Desafiando a su parecer numerosos convencionalismos burgueses, llevaba pantalón mil rayas abreviado por encima de los tobillos, zapatos de rejilla y calcetines blancos. A la altura de su barriga surgió un rótulo sobreimpresionado: «Camarada Pedro Fonseca. Presidente Soviet Supremo».

– ¡Cuánto odio nos tienen! ¡Y qué feo, cuan ordinario, qué tan bajo es el odio de las clases, ¿no es cierto, mami?!

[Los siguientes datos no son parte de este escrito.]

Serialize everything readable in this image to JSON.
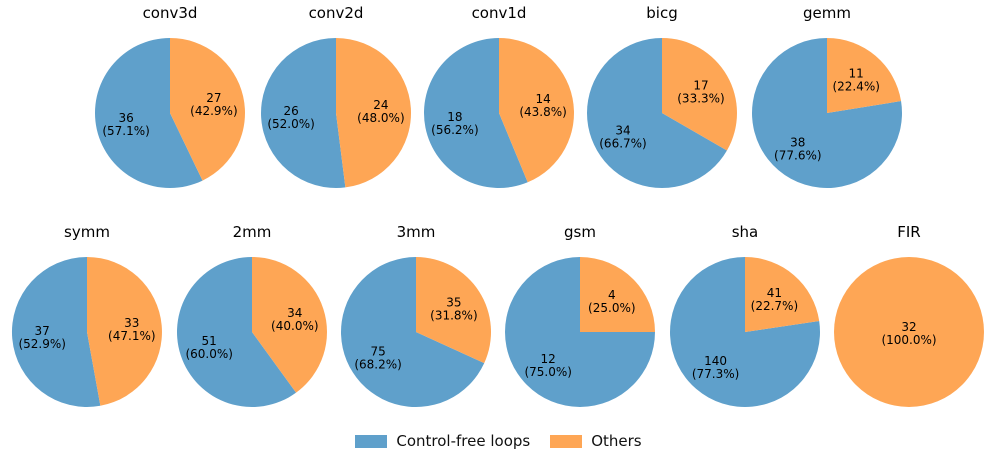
{
  "chart_data": {
    "type": "pie",
    "series_names": [
      "Control-free loops",
      "Others"
    ],
    "colors": [
      "#5fa0cb",
      "#fea655"
    ],
    "charts": [
      {
        "title": "conv3d",
        "values": [
          36,
          27
        ],
        "labels": [
          "36\n(57.1%)",
          "27\n(42.9%)"
        ]
      },
      {
        "title": "conv2d",
        "values": [
          26,
          24
        ],
        "labels": [
          "26\n(52.0%)",
          "24\n(48.0%)"
        ]
      },
      {
        "title": "conv1d",
        "values": [
          18,
          14
        ],
        "labels": [
          "18\n(56.2%)",
          "14\n(43.8%)"
        ]
      },
      {
        "title": "bicg",
        "values": [
          34,
          17
        ],
        "labels": [
          "34\n(66.7%)",
          "17\n(33.3%)"
        ]
      },
      {
        "title": "gemm",
        "values": [
          38,
          11
        ],
        "labels": [
          "38\n(77.6%)",
          "11\n(22.4%)"
        ]
      },
      {
        "title": "symm",
        "values": [
          37,
          33
        ],
        "labels": [
          "37\n(52.9%)",
          "33\n(47.1%)"
        ]
      },
      {
        "title": "2mm",
        "values": [
          51,
          34
        ],
        "labels": [
          "51\n(60.0%)",
          "34\n(40.0%)"
        ]
      },
      {
        "title": "3mm",
        "values": [
          75,
          35
        ],
        "labels": [
          "75\n(68.2%)",
          "35\n(31.8%)"
        ]
      },
      {
        "title": "gsm",
        "values": [
          12,
          4
        ],
        "labels": [
          "12\n(75.0%)",
          "4\n(25.0%)"
        ]
      },
      {
        "title": "sha",
        "values": [
          140,
          41
        ],
        "labels": [
          "140\n(77.3%)",
          "41\n(22.7%)"
        ]
      },
      {
        "title": "FIR",
        "values": [
          0,
          32
        ],
        "labels": [
          "",
          "32\n(100.0%)"
        ]
      }
    ]
  },
  "legend": {
    "control_free_label": "Control-free loops",
    "others_label": "Others"
  }
}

– Resulta típico de los más ínfimos estratos -explicó Reina Zenaida-. Pero no sufras, mi vida: se envenenarán con su propio rencor, cual el escorpión -vaticinó-. ¡Siempre han de ser los mismos, los eternos resentidos! Escucha, corazón, ¿no oyes ladrar a los perros? Escucha cómo suena en la patria la hora triste del ajuste de cuentas, el gran momento que estaba esperando el segundón, el chupatintas, la gordita sin novio, el suspendido en septiembre…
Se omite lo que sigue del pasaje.